While Amazon, Pandora and Netflix suggested a general principle for
making personalization work (little input, big output), news content is different in kind from music, book or DVD shopping. First, news has an issue of "maturity" some of these other content types
don't have. "News cannot be re-recommended until you buy it," says Hauser. Moreover, a personalization engine for real-time aggregated content never knows exactly what content will be in its inventory
at any given time. And finally, news is consumed differently from these other media types. People flit across providers, and it is inherently difficult to get the user to invest time even to register
with a site, let alone personalize it.
"The way to fix this is to engage in dynamic personalization," says Hauser. "We are going to deploy a system that will require very little input and
give a lot of output, be suitable for news, learn from the user, and not require registrations."
Scheduled to launch in May, the next iteration of DailyMe will use a cookie-based approach to
tracking incoming users ties to their email login. The engine will map a user's history onto a histogram or frequency distribution chart. The content will be cataloged from tagging at the source as
well as DailyMe's own engine that will map 141 categories. A number of things go into the content analysis, from examining the number of images in a piece or even characters involved to determine its
depth. A rank of sources will try to determine which of two similar pieces is coming from a more authoritative publisher on that particular topic.
The user's histogram will be populated by a
series of data points that go far beyond the content types a user views. Hauser says that elements like time spent in categories, entry and exit pages, etc. will help profile the user's level of
interest. Whether the user emailed or voted on a story exposes his level of engagement with the topic as well. "All of these data points are first normalized against the entire audience and then
divided into time spans to distinguish between short terms of 3 to 7 days or longer term interest," says Hauser. An algorithm will make predictions about news likely to be of interest to particular
users. The system will apply machine learning technologies from computer science to the task of building a profile on that user in background.
On the business side, what becomes interesting
about this news personalization engine is that it can also serve as an ad personalization engine. The same data about usage, interests, etc., that is passed to the content engine for determining the
editorial mix could also be passed on to the ad network.
Of course, creating a more passive personalization model that responds to behavior rather than profiling is only part of the larger
problem. News is commoditized online and most of us either use a search engine or multiple sources. Expecting anyone to invest large amounts of time with any one general news source is outmoded. And
so a secondary realization for DailyMe is that it had to become a technology for licensing to others and not rely on a destination model. The new cookie-based technology makes it possible now for the
engine to be licensed out to publishing partners.

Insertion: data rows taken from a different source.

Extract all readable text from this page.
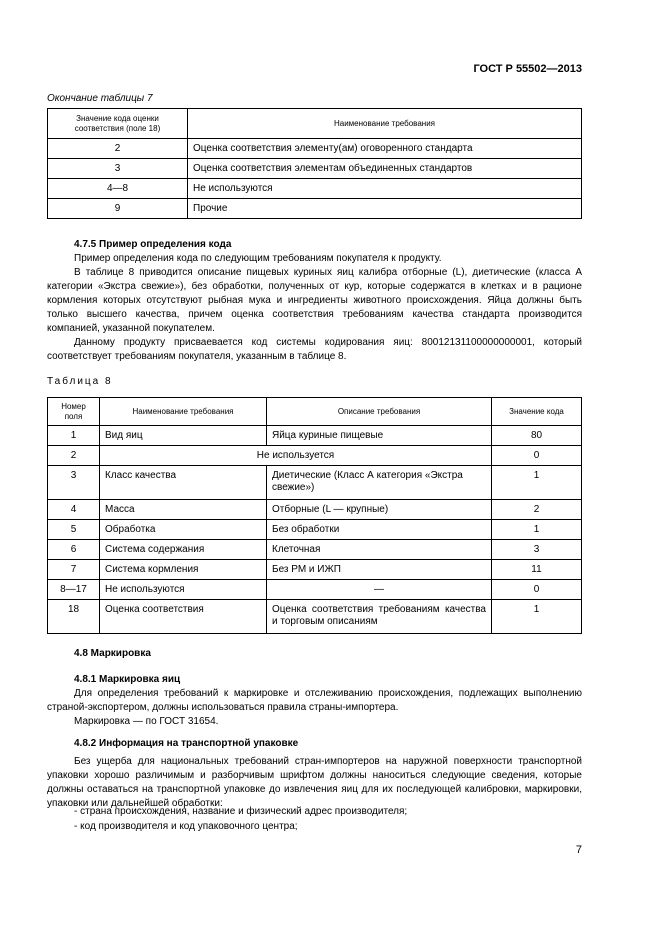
ГОСТ Р 55502—2013
Окончание таблицы 7
Значение кода оценки соответствия (поле 18)	Наименование требования
2	Оценка соответствия элементу(ам) оговоренного стандарта
3	Оценка соответствия элементам объединенных стандартов
4—8	Не используются
9	Прочие
4.7.5 Пример определения кода

Пример определения кода по следующим требованиям покупателя к продукту.

В таблице 8 приводится описание пищевых куриных яиц калибра отборные (L), диетические (класса А категории «Экстра свежие»), без обработки, полученных от кур, которые содержатся в клетках и в рационе кормления которых отсутствуют рыбная мука и ингредиенты животного происхождения. Яйца должны быть только высшего качества, причем оценка соответствия требованиям качества стандарта производится компанией, указанной покупателем.

Данному продукту присваевается код системы кодирования яиц: 80012131100000000001, который соответствует требованиям покупателя, указанным в таблице 8.

Таблица 8
Номер поля	Наименование требования	Описание требования	Значение кода
1	Вид яиц	Яйца куриные пищевые	80
2	Не используется		0
3	Класс качества	Диетические (Класс А категория «Экстра свежие»)	1
4	Масса	Отборные (L — крупные)	2
5	Обработка	Без обработки	1
6	Система содержания	Клеточная	3
7	Система кормления	Без РМ и ИЖП	11
8—17	Не используются	—	0
18	Оценка соответствия	Оценка соответствия требованиям качества и торговым описаниям	1
4.8 Маркировка
4.8.1 Маркировка яиц

Для определения требований к маркировке и отслеживанию происхождения, подлежащих выполнению страной-экспортером, должны использоваться правила страны-импортера.

Маркировка — по ГОСТ 31654.

4.8.2 Информация на транспортной упаковке

Без ущерба для национальных требований стран-импортеров на наружной поверхности транспортной упаковки хорошо различимым и разборчивым шрифтом должны наноситься следующие сведения, которые должны оставаться на транспортной упаковке до извлечения яиц для их последующей калибровки, маркировки, упаковки или дальнейшей обработки:

- страна происхождения, название и физический адрес производителя;
- код производителя и код упаковочного центра;
7
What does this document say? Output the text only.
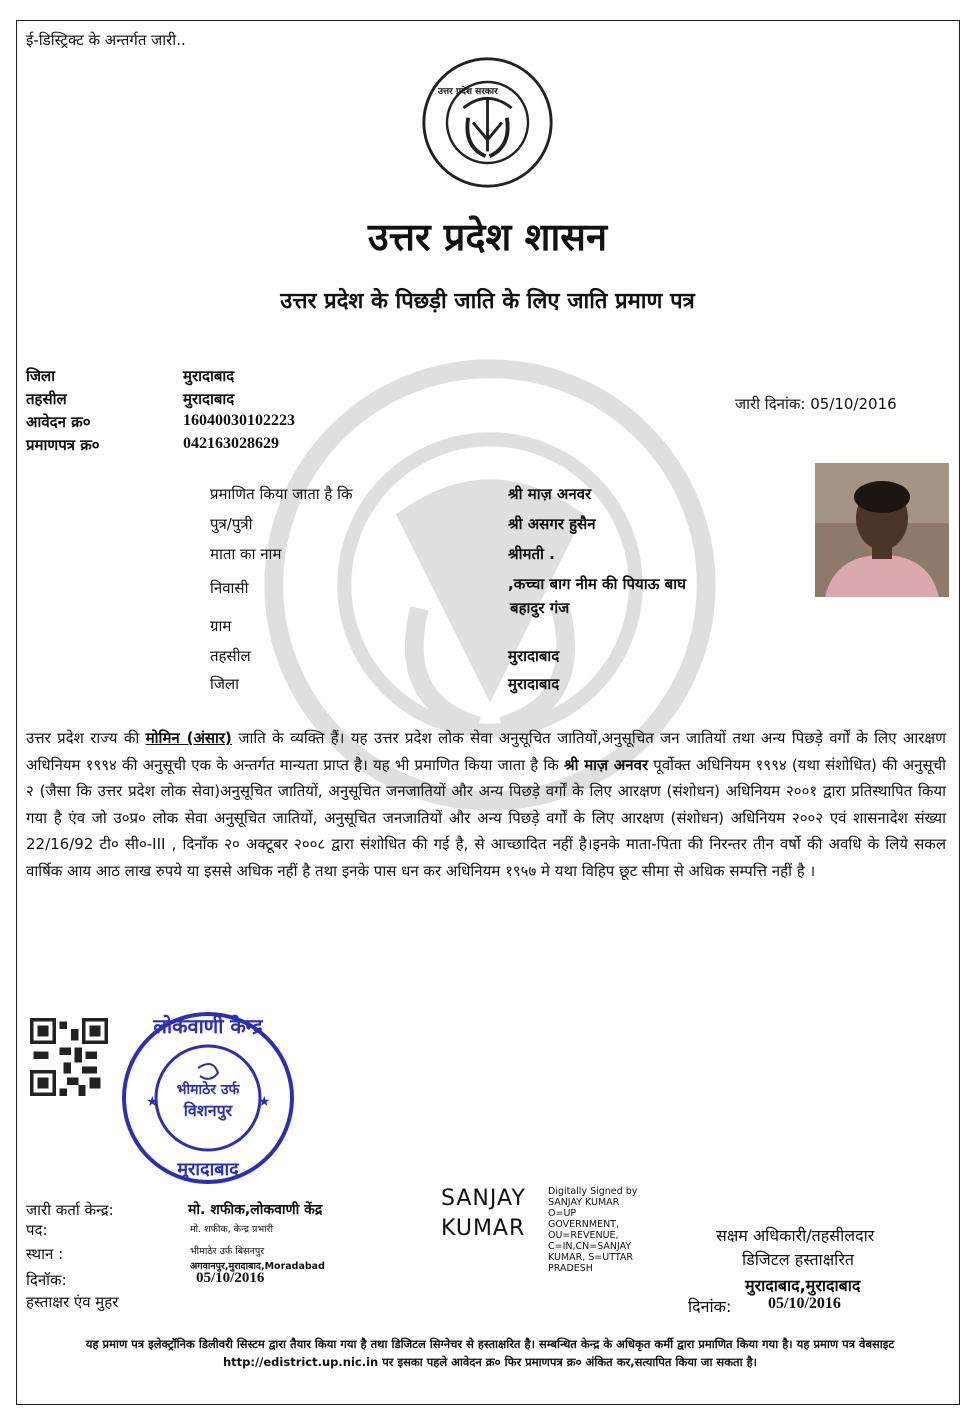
ई-डिस्ट्रिक्ट के अन्तर्गत जारी..
उत्तर प्रदेश सरकार
उत्तर प्रदेश शासन
उत्तर प्रदेश के पिछड़ी जाति के लिए जाति प्रमाण पत्र
जिला	मुरादाबाद
तहसील	मुरादाबाद
आवेदन क्र०	16040030102223
प्रमाणपत्र क्र०	042163028629
जारी दिनांक: 05/10/2016
प्रमाणित किया जाता है कि	श्री माज़ अनवर
पुत्र/पुत्री	श्री असगर हुसैन
माता का नाम	श्रीमती .
निवासी	,कच्चा बाग नीम की पियाऊ बाघ
बहादुर गंज
ग्राम
तहसील	मुरादाबाद
जिला	मुरादाबाद
उत्तर प्रदेश राज्य की मोमिन (अंसार) जाति के व्यक्ति हैं। यह उत्तर प्रदेश लोक सेवा अनुसूचित जातियों,अनुसूचित जन जातियों तथा अन्य पिछड़े वर्गों के लिए आरक्षण अधिनियम १९९४ की अनुसूची एक के अन्तर्गत मान्यता प्राप्त है। यह भी प्रमाणित किया जाता है कि श्री माज़ अनवर पूर्वोक्त अधिनियम १९९४ (यथा संशोधित) की अनुसूची २ (जैसा कि उत्तर प्रदेश लोक सेवा)अनुसूचित जातियों, अनुसूचित जनजातियों और अन्य पिछड़े वर्गों के लिए आरक्षण (संशोधन) अधिनियम २००१ द्वारा प्रतिस्थापित किया गया है एंव जो उ०प्र० लोक सेवा अनुसूचित जातियों, अनुसूचित जनजातियों और अन्य पिछड़े वर्गों के लिए आरक्षण (संशोधन) अधिनियम २००२ एवं शासनादेश संख्या 22/16/92 टी० सी०-III , दिनाँक २० अक्टूबर २००८ द्वारा संशोधित की गई है, से आच्छादित नहीं है।इनके माता-पिता की निरन्तर तीन वर्षो की अवधि के लिये सकल वार्षिक आय आठ लाख रुपये या इससे अधिक नहीं है तथा इनके पास धन कर अधिनियम १९५७ मे यथा विहिप छूट सीमा से अधिक सम्पत्ति नहीं है ।
लोकवाणी केन्द्र
भीमाठेर उर्फ
विशनपुर
मुरादाबाद
★	★
जारी कर्ता केन्द्र:	मो. शफीक,लोकवाणी केंद्र
पद:	मो. शफीक, केन्द्र प्रभारी
स्थान :	भीमाठेर उर्फ बिसनपुर
अगवानपुर,मुरादाबाद,Moradabad
दिनॉक:	05/10/2016
हस्ताक्षर एंव मुहर
SANJAY
KUMAR
Digitally Signed by SANJAY KUMAR O=UP GOVERNMENT, OU=REVENUE, C=IN,CN=SANJAY KUMAR, S=UTTAR PRADESH
सक्षम अधिकारी/तहसीलदार
डिजिटल हस्ताक्षरित
मुरादाबाद,मुरादाबाद
दिनांक: 05/10/2016
यह प्रमाण पत्र इलेक्ट्रॉनिक डिलीवरी सिस्टम द्वारा तैयार किया गया है तथा डिजिटल सिग्नेचर से हस्ताक्षरित है। सम्बन्धित केन्द्र के अधिकृत कर्मी द्वारा प्रमाणित किया गया है। यह प्रमाण पत्र वेबसाइट http://edistrict.up.nic.in पर इसका पहले आवेदन क्र० फिर प्रमाणपत्र क्र० अंकित कर,सत्यापित किया जा सकता है।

There has been a lot of discussion lately about how over-personalizing the media experience creates narrow ruts of interest and knowledge for
us and robs us of serendipity and discovery. This is true, and Hauser is keeping that prospect in mind by looking for ways to make DailyMe a blended experience, an editorially driven home page and
perhaps behaviorally driven article pages. Personalized news could occupy a box amid a standard news home page, in much the same way Forbes.com has its Attache customized news bar on the side of its
site. In some sense, over-using past behaviors to predict future behaviors can actually undermine the users' attempts to move their news gathering habits online. Personalization without the
opportunity for greater discovery over-solves one problem and helps create another.